Apparently it took still another five years for that recording to be released. And now, in 2023, I’ve got it in my hands. Well, in my computer’s external CD drive – because yes, I still listen to CDs, and yes, music in certain genres, like classical, jazz, and whatever you call A Picnic Cantata – modern classical, art songs – is still voluminously released on those not-very-charming but pleasingly sturdy plastic discs.
That’s a long way of getting around to my point: I feel justified in not having had a chance to listen to it until now. I’m glad I did.
Ketchup and a Car
Two sopranos, two mezzo-soprano/altos, two pianos and a bit of percussion comprise the palette Bowles took up to set the words of poet James Schuyler back in 1953. Hyper-real to the edge of absurdity, the story is served up in the title – a picnic. A gathering of friends. A Car. A magic picnic basket that contains “a roll of lemon rind / steak and chips / a T-bone fish / Milady’s Blintzes with white wine sauce / and a pound of Child’s creamoginized chocolates.” Not to mention “five kinds of pie.” And “We can’t go on a picnic / without ketchup and a car.” So true.

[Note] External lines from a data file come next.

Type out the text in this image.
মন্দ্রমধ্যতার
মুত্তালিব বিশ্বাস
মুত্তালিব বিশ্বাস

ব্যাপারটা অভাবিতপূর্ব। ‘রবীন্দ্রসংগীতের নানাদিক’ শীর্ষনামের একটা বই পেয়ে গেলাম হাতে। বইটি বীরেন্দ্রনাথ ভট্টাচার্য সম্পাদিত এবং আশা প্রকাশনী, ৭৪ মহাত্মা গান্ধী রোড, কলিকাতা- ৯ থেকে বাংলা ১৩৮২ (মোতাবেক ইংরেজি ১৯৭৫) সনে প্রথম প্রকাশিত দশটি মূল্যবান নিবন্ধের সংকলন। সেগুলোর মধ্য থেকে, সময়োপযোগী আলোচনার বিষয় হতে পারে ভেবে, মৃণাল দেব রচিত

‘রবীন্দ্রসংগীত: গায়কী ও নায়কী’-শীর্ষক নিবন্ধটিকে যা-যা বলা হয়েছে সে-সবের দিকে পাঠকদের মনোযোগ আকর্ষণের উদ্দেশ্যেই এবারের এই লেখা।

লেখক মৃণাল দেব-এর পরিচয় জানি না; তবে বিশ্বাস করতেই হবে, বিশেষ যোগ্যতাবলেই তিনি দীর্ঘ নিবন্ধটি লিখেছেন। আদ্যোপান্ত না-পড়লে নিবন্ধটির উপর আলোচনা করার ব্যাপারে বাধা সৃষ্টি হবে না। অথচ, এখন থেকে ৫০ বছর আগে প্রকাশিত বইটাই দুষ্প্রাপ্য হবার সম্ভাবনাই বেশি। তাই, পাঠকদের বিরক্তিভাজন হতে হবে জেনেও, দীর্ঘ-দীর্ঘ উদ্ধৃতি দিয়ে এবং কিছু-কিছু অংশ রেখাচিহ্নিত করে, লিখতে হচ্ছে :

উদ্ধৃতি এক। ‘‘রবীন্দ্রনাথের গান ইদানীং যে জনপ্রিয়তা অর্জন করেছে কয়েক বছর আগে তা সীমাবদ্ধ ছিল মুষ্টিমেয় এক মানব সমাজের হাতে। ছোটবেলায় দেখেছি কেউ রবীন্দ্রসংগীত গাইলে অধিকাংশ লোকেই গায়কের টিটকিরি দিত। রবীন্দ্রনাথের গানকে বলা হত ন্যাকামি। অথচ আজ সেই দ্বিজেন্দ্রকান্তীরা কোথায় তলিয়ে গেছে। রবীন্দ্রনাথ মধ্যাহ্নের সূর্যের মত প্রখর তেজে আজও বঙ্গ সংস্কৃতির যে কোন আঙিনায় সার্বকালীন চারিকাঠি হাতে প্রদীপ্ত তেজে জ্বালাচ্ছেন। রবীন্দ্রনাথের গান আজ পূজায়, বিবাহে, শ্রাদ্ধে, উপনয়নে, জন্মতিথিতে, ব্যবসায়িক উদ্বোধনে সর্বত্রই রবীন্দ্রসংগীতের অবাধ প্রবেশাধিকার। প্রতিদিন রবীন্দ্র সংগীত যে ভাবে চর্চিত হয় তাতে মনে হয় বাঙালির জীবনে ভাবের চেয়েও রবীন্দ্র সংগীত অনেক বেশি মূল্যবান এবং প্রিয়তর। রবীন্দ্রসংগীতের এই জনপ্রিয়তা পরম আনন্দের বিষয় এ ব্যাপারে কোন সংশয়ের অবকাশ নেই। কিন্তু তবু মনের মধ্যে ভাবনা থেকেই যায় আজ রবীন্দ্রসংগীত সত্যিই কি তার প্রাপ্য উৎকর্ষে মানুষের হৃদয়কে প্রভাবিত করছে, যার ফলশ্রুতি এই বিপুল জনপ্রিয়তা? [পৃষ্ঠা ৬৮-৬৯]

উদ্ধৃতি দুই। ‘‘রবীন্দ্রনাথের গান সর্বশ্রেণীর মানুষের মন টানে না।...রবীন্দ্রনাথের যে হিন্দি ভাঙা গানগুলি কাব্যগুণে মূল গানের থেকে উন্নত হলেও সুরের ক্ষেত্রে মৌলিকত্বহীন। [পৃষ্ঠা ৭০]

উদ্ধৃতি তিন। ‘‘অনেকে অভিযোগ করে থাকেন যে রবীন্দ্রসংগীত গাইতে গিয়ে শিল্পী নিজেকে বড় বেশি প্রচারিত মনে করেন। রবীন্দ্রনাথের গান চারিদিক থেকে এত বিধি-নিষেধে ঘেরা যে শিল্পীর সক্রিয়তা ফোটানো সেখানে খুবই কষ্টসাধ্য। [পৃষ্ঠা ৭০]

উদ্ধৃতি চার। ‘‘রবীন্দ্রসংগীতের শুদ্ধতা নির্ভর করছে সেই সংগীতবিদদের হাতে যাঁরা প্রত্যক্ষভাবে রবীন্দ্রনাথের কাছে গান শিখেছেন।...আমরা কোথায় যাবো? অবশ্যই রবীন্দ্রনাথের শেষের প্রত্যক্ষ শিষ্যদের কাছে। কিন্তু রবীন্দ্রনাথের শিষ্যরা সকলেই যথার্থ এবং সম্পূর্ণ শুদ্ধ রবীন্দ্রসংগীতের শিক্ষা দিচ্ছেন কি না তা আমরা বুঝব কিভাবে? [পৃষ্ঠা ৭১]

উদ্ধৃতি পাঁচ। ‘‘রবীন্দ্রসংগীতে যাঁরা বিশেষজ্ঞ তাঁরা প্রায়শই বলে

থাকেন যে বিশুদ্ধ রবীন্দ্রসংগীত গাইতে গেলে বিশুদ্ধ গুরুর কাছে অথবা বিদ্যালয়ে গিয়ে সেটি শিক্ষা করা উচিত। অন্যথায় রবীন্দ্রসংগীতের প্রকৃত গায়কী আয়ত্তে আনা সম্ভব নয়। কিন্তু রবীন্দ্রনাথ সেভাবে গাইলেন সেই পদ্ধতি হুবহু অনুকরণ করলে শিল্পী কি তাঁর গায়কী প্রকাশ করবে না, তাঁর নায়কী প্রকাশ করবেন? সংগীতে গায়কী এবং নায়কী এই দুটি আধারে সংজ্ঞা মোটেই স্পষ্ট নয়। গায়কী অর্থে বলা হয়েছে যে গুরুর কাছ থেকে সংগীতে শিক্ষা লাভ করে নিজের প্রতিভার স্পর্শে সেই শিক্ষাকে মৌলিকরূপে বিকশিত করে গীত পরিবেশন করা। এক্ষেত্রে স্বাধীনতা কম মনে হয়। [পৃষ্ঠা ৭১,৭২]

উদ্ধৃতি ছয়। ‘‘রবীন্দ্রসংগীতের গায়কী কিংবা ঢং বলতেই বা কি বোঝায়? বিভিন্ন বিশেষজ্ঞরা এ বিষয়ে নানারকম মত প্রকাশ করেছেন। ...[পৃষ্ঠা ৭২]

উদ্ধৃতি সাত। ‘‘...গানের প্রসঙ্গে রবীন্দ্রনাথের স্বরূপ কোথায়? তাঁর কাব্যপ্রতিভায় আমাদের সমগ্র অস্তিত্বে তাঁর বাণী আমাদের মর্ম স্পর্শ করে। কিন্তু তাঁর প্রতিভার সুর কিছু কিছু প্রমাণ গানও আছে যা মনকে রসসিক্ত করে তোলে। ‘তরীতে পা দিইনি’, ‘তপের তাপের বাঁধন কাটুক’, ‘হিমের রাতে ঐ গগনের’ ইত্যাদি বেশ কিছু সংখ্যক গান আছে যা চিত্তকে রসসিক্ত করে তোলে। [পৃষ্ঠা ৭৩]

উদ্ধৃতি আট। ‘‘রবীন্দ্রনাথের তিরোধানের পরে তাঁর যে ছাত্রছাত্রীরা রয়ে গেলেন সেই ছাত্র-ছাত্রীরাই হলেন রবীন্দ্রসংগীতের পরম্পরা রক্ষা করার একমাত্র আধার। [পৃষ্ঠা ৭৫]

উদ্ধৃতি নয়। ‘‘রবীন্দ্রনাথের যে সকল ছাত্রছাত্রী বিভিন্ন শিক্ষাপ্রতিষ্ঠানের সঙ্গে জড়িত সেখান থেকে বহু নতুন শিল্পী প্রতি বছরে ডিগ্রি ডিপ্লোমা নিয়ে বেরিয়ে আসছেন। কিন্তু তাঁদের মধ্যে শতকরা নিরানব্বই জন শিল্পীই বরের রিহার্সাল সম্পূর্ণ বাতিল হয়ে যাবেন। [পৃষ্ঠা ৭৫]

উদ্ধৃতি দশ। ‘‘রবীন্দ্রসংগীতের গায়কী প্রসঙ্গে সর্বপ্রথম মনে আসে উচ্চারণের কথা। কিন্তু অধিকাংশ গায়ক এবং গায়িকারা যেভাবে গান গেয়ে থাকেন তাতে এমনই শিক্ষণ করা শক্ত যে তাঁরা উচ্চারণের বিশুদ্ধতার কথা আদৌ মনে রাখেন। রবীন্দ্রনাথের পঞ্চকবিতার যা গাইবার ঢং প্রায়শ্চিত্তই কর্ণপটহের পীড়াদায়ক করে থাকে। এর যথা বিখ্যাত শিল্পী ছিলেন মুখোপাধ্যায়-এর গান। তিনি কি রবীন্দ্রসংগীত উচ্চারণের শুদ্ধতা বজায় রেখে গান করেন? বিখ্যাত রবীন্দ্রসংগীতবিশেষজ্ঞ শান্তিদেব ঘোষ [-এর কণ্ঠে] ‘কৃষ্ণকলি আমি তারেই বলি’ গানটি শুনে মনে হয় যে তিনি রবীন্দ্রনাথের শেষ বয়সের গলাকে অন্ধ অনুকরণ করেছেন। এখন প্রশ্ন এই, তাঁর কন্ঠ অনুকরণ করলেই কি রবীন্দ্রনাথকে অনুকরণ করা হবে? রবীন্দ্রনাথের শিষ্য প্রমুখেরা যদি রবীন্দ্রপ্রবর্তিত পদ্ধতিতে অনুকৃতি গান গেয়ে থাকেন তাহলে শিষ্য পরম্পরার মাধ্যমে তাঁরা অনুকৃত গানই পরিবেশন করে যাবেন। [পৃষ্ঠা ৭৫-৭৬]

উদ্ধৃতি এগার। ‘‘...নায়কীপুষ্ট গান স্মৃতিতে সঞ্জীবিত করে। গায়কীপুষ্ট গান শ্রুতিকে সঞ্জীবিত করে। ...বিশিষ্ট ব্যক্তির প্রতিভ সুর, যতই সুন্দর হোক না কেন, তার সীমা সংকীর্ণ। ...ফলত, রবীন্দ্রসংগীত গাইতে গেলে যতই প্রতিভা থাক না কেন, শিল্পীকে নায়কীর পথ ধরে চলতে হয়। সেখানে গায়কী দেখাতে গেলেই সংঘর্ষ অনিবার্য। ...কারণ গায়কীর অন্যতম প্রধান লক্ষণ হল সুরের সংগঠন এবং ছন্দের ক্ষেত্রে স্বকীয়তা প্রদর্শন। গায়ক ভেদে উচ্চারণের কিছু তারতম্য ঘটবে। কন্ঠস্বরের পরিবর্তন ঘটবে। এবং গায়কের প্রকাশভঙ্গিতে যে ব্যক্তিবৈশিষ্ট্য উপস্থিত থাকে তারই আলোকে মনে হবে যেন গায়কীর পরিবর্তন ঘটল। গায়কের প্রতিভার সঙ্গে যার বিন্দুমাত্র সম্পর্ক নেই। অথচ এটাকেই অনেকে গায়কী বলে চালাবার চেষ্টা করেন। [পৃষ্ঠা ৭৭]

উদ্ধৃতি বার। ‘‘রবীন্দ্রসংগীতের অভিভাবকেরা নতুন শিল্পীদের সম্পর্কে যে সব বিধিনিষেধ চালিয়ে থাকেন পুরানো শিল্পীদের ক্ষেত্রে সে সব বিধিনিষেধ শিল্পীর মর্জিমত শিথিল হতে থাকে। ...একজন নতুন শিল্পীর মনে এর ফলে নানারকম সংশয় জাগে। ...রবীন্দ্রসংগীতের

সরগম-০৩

But there’s peril afoot: “In our search for order / the way is dangerous.”
Irony, slice-of-life, camp, realism, a dollop of the surreal – all contribute to the libretto’s wry style. The music suggests Poulenc, perhaps at a turn-of-the-20th-century salon at the Princess de Polignac’s, but spun through a loom decorated by Jackson Pollock. And the talent assembled on this recording splashes joyfully into the spirit of this weird but artistically cogent and appealing curiosity.
“How quick we came / from where we were,” the picnickers trill in the final movement as they prepare to return from their outing. “Look at the outline / of the city. / No wonder our lives / have their ups and downs.”
A Repast for the Ear
Duo-pianists Arthur Gold and Robert Fizdale commissioned A Picnic Cantata in the first place. So no one could be better suited to revive and perpetuate it than NYFOS, with co-founders Steven Blier and Michael Barrett on the keyboards and their usual excellent cast of singers.
Bowles’ reputation as a writer was eclipsing his composing mojo by the time he wrote this music; he and Schuyler never collaborated again. A Picnic Cantata stands alone – so much of its time, yet in some ways sui generis and thus timeless too. I got a big kick out of it.